I was wondering whether anyone has used - or has developed - such a solution, and how much Kirby’s undocumented ‘upload class’ can help. Any help would be greatly appreciated, as I can see this is looking like a mammoth task, which may prevent me from taking on the project…
I have two suggestions:
1.) Instead of having the user upload the file directly, have them upload a link to google drive or dropbox where the system can then download the file.
2.) Have them SFTP the file directly into the content directory.
I’m unsure why you think adjusting the PHP and webserver allowed upload size (and timeouts) isn’t sufficient. I don’t understand the comment about requiring more flexibility. Webservers routinely serve and receive files over 200MB in size.

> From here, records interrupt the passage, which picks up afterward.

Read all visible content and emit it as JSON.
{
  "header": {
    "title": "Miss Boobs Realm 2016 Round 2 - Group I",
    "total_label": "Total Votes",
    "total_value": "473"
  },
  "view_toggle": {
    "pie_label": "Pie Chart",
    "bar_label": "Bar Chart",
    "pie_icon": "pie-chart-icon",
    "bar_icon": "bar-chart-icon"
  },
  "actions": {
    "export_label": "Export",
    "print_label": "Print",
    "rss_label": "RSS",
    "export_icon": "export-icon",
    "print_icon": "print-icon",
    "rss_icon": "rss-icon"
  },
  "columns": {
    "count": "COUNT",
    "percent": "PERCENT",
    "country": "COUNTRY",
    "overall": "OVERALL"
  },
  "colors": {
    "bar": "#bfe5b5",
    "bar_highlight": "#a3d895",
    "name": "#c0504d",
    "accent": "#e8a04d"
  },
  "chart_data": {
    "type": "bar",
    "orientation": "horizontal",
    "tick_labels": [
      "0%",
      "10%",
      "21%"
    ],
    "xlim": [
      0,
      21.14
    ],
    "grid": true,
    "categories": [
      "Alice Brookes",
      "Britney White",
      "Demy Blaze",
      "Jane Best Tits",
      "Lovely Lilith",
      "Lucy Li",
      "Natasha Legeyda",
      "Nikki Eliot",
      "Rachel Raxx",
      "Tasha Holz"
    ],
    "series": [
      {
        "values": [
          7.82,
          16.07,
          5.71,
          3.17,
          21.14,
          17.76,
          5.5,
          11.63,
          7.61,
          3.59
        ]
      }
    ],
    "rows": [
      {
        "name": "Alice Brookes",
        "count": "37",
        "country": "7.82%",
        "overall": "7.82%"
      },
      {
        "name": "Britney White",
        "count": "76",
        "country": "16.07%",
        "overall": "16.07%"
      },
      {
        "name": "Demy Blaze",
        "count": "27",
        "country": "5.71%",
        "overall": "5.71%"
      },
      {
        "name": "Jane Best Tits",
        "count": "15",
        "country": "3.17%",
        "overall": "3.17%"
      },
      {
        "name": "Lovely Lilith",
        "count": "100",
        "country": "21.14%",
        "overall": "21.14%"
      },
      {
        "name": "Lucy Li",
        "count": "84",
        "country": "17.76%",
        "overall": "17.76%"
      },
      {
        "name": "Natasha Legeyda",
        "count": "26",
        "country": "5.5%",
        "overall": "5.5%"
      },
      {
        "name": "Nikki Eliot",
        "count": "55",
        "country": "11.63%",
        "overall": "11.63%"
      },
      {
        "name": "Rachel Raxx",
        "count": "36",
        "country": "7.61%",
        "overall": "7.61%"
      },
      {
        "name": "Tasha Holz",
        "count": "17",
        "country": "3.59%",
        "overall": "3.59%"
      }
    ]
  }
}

In any case, there is no need to do checksums on transmitting files when using TCP. TCP includes checksums in the transmission to protect against corruption.
@mrunkel thank you for the input. Let me clarify some points. The solution has to enable the client to upload files directly through their website - no S/FTP or third-party services like Dropbox. The site will initially be hosted on a shared host, so tweaking all the necessary php.ini configurations in order to accept 200Mb uploads is unfortunately out of the question.
If we google ‘chunk upload’, we will see that there have been many techniques developed over the last 10 years for splitting large files and sending them via http, and then re-assembling on the server. What my short research seems to show, however, is that while the individual pieces do mostly arrive ‘in order’, there are a number of issues that can arise when re-assembling the file - such as not all pieces actually having arrived, or the server-side code assembling them in the wrong sequence. So, many developers seem to suggest that it’s a good idea to get a checksum of the large file before splitting, and compare it with a checksum of the assembled result in the end - nothing to do with the TCP checks for each individual segment.
There may be different techniques for accomplishing this, and I’m certainly happy to hear any suggestions anyone might have.